Читаем Роксолана. Великолепный век султана Сулеймана полностью

Лежала в постели, будто повисла над пропастью. Вокруг – ничего. Пустота. Немые, безмолвные миры валились на нее, и мрачные пороги поднимались перед ее затуманившимся взором.

Султанские врачи отступали в отчаянии. Сулейман не отходил от умирающей, он был готов, может, ценой собственной жизни дать жизнь Роксолане, но смерть не принимала обмена[281].

Завоевал полмира, а терял самого дорогого человека и был бессилен предотвратить смерть!

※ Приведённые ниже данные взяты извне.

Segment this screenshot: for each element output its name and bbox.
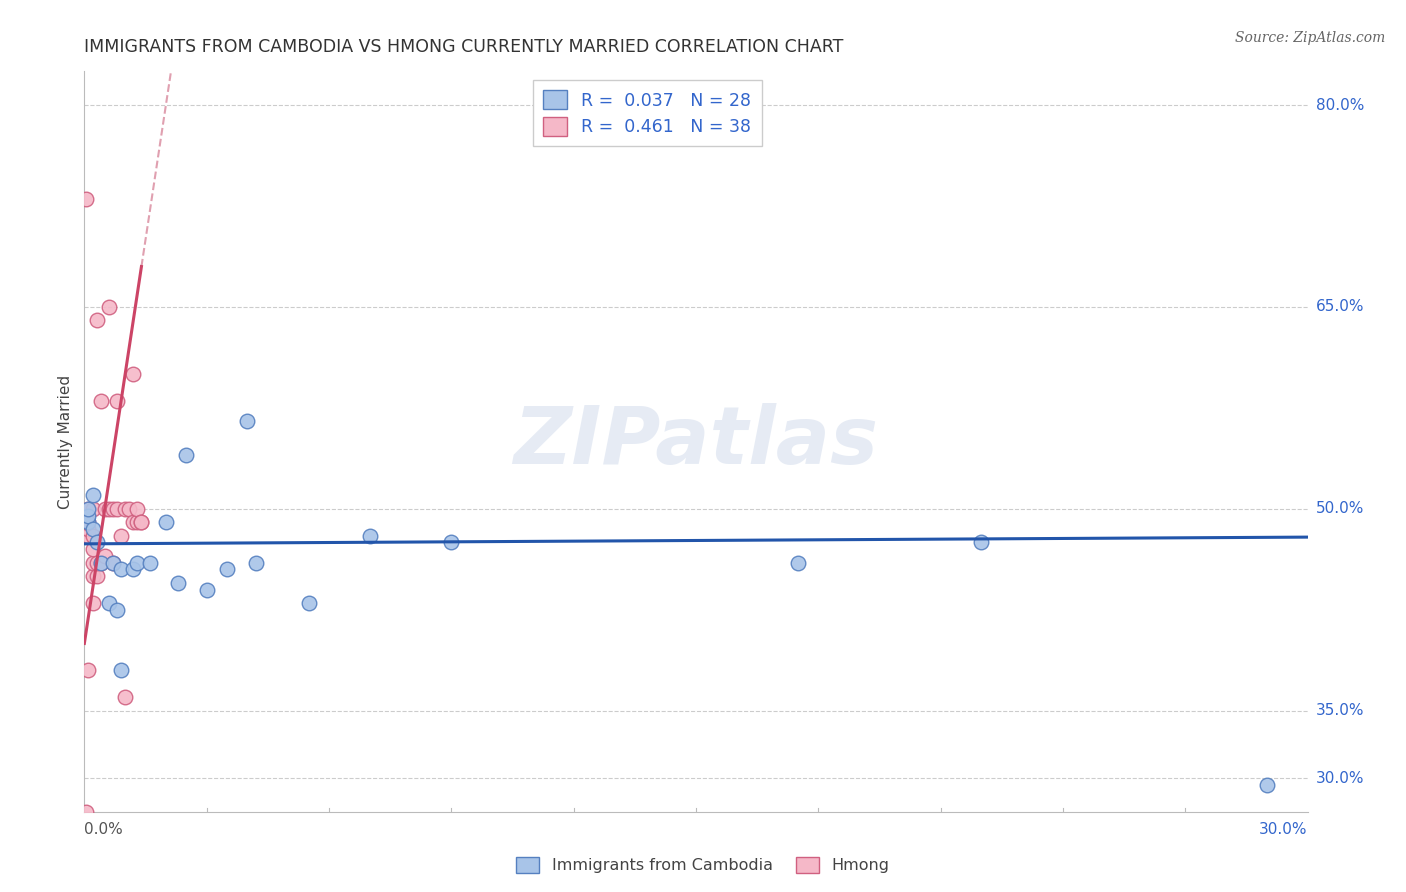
Point [110,529,132,543]
Point [359,529,381,543]
Point [90,394,112,409]
Point [195,582,218,597]
Point [110,562,132,576]
Point [93,549,115,563]
Point [118,501,141,516]
Point [97,501,120,516]
Legend: R =  0.037   N = 28, R =  0.461   N = 38: R = 0.037 N = 28, R = 0.461 N = 38 [533,80,762,146]
Point [77,516,100,530]
Point [114,690,136,705]
Point [127,501,149,516]
Point [93,501,115,516]
Point [245,556,267,570]
Point [86,569,108,583]
Point [82,522,104,536]
Point [127,516,149,530]
Point [101,501,124,516]
Point [75,516,97,530]
Point [122,368,145,382]
Point [298,596,321,610]
Point [82,569,104,583]
Point [167,575,190,590]
Point [75,192,97,206]
Point [76,664,98,678]
Point [86,535,108,549]
Point [82,596,104,610]
Point [217,562,239,576]
Point [122,562,145,576]
Point [77,516,100,530]
Point [97,596,120,610]
Point [90,556,112,570]
Point [86,556,108,570]
Text: 65.0%: 65.0% [1316,300,1364,314]
Point [110,664,132,678]
Point [82,542,104,557]
Point [77,508,100,523]
Point [101,556,124,570]
Point [105,394,128,409]
Point [77,501,100,516]
Point [105,603,128,617]
Point [1256,778,1278,792]
Y-axis label: Currently Married: Currently Married [58,375,73,508]
Legend: Immigrants from Cambodia, Hmong: Immigrants from Cambodia, Hmong [510,850,896,880]
Point [75,516,97,530]
Point [131,516,153,530]
Text: 30.0%: 30.0% [1260,822,1308,838]
Point [82,488,104,502]
Point [90,556,112,570]
Text: 80.0%: 80.0% [1316,97,1364,112]
Point [970,535,993,549]
Text: 35.0%: 35.0% [1316,703,1364,718]
Point [787,556,810,570]
Point [77,522,100,536]
Point [82,529,104,543]
Point [440,535,463,549]
Point [105,501,128,516]
Point [82,501,104,516]
Point [236,414,259,428]
Point [131,516,153,530]
Text: ZIPatlas: ZIPatlas [513,402,879,481]
Text: 30.0%: 30.0% [1316,771,1364,786]
Point [77,501,100,516]
Point [122,516,145,530]
Point [155,516,177,530]
Point [138,556,160,570]
Text: 0.0%: 0.0% [84,822,124,838]
Text: Source: ZipAtlas.com: Source: ZipAtlas.com [1234,31,1385,45]
Point [82,556,104,570]
Point [86,313,108,327]
Point [114,501,136,516]
Point [75,805,97,819]
Point [77,529,100,543]
Text: IMMIGRANTS FROM CAMBODIA VS HMONG CURRENTLY MARRIED CORRELATION CHART: IMMIGRANTS FROM CAMBODIA VS HMONG CURREN… [84,38,844,56]
Point [174,448,197,462]
Point [97,300,120,314]
Point [101,556,124,570]
Point [127,556,149,570]
Text: 50.0%: 50.0% [1316,501,1364,516]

Сидел возле нее на низеньком ложе, смотрел на это единственно дорогое тело, на грудь, плечи, колени, гладил волосы, взглядом ласкал лицо и капризные губы, и каждое даже мысленное прикосновение к этому шелковистому телу вызывало в нем забытую дрожь. И хотя давно уже не было полного насыщения жизнью, а лишь призрачная оболочка ее, но, как и прежде, звучал у него в ушах ее милый голос, и память упорно отыскивала молодую страсть. Он вспоминал ее объятия, ее поцелуи, ее шепот, ее уста, запах волос, прикосновения ладоней и тяжко плакал.

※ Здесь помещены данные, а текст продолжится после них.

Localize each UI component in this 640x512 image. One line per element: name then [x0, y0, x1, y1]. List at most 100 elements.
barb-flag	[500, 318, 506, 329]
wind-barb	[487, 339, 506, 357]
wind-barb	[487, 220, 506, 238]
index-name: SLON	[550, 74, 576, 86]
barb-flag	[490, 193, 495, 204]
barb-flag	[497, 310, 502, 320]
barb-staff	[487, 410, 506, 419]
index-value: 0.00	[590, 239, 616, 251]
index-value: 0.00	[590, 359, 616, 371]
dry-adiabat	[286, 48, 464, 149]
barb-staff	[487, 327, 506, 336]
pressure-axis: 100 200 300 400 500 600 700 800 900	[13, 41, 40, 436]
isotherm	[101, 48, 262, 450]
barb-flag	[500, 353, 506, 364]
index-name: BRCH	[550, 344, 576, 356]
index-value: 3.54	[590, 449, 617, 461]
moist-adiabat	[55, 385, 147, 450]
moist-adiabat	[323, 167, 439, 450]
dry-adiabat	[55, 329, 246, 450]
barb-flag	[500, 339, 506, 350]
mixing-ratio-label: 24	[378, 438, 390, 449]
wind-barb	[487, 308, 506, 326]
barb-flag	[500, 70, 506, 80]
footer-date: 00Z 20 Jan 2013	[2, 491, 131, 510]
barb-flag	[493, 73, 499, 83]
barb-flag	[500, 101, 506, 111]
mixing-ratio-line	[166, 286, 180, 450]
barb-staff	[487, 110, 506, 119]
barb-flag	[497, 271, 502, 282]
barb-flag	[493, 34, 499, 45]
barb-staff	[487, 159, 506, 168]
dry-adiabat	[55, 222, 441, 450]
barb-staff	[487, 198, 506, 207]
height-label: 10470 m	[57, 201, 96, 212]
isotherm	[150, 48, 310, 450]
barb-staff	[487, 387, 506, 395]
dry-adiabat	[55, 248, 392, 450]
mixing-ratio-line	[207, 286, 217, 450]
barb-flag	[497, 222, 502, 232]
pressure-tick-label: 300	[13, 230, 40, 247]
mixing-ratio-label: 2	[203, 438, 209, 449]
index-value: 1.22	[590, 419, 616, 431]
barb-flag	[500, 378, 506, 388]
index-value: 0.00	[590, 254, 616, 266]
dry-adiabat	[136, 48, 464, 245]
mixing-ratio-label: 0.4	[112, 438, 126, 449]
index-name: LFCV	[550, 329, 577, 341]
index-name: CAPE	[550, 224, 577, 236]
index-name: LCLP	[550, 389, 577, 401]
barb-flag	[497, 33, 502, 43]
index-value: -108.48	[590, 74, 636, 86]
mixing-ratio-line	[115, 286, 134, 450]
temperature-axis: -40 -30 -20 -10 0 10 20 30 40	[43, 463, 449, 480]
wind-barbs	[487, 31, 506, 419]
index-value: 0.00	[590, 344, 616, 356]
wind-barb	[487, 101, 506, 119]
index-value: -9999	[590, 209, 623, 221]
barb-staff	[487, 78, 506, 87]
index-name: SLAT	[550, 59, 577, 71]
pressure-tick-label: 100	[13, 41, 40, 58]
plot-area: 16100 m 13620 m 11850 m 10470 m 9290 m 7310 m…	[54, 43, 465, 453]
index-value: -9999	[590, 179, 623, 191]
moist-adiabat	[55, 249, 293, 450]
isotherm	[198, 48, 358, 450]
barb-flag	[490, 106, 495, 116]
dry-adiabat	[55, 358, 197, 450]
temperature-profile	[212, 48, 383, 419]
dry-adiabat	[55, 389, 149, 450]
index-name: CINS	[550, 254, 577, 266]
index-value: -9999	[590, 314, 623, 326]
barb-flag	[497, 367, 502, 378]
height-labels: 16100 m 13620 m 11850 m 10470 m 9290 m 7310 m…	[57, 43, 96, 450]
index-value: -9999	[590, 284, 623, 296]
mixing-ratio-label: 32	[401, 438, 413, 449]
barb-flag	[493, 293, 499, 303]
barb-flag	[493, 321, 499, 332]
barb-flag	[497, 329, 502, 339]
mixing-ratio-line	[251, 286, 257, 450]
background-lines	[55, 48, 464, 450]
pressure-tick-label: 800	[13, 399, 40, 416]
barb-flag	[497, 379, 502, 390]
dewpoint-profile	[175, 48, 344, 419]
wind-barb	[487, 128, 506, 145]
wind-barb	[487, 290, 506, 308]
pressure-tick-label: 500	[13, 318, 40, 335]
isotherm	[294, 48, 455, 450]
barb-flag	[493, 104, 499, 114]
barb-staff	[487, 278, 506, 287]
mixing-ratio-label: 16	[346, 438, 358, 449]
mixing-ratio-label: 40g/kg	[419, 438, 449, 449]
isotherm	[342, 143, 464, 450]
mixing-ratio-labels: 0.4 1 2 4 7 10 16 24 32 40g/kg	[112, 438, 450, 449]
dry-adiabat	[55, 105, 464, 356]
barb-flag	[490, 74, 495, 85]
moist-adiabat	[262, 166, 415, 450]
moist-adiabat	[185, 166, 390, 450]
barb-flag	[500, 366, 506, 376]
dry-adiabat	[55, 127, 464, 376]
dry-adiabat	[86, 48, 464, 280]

«Ты вознесешься на небо, вознесешься! – лихорадочно повторял он. – И я за тобой! Я знаю об этом давно, верил и верю ныне…»

Он еще надеялся на чудо, надеялся, что это неповторимое легкое тело возродится, и чело посветлеет, и уста капризно улыбнутся, и нежные руки ласково прикоснутся к его шершавым щекам, и ему снова будет легко, радостно и прекрасно, словно на небе.

А Роксолана хотя и чувствовала его присутствие, но была такой бессильной, что не могла даже сказать султану о своей ненависти к нему. Радовалась, что наконец между ними наступили отношения, не подвластные никакому насилию. Освобождалась из-под гнета. Наконец была свободна, наконец! Никого не хотела ни видеть, ни слышать. Просился Рустем. Наверное, боялся, что со смертью хасеки снова будет отстранен от должности садразама. Не пустила. Михримах хотела навестить мать – нет! Селим еще, наверное, не знал о том, что мать умирает, а если бы и знал, то вряд ли сдвинулся с места, из своей Манисы. Пусть сидит, ждет своего султанства! Прогнала бы от себя и Сулеймана, если бы были силы, но берегла их остатки для воспоминаний и последних мыслей.

Наконец она может никого не жалеть! Себя тоже. Какое счастье и какая свобода! «Как лань желает к потокам воды, так желает душа моя… Бездна бездну призывает голосом твоих водопадов…»

В последний раз закрыла глаза, чтобы уже не смотреть на свет, предалась прощальным воспоминаниям, и ей на миг показалось, что могла бы убежать от смерти, обмануть ее, только бы уехать отсюда далеко-далеко, чтобы не оставаться среди этих зверей. «Лелеко-лелеко[282], понеси мене далеко…» И знала, что не сможет пошевельнуться. Жила в Топкапы, как в мраморной корсте[283], тут должна была и умереть, тут умолкнут ее песни и песни для нее.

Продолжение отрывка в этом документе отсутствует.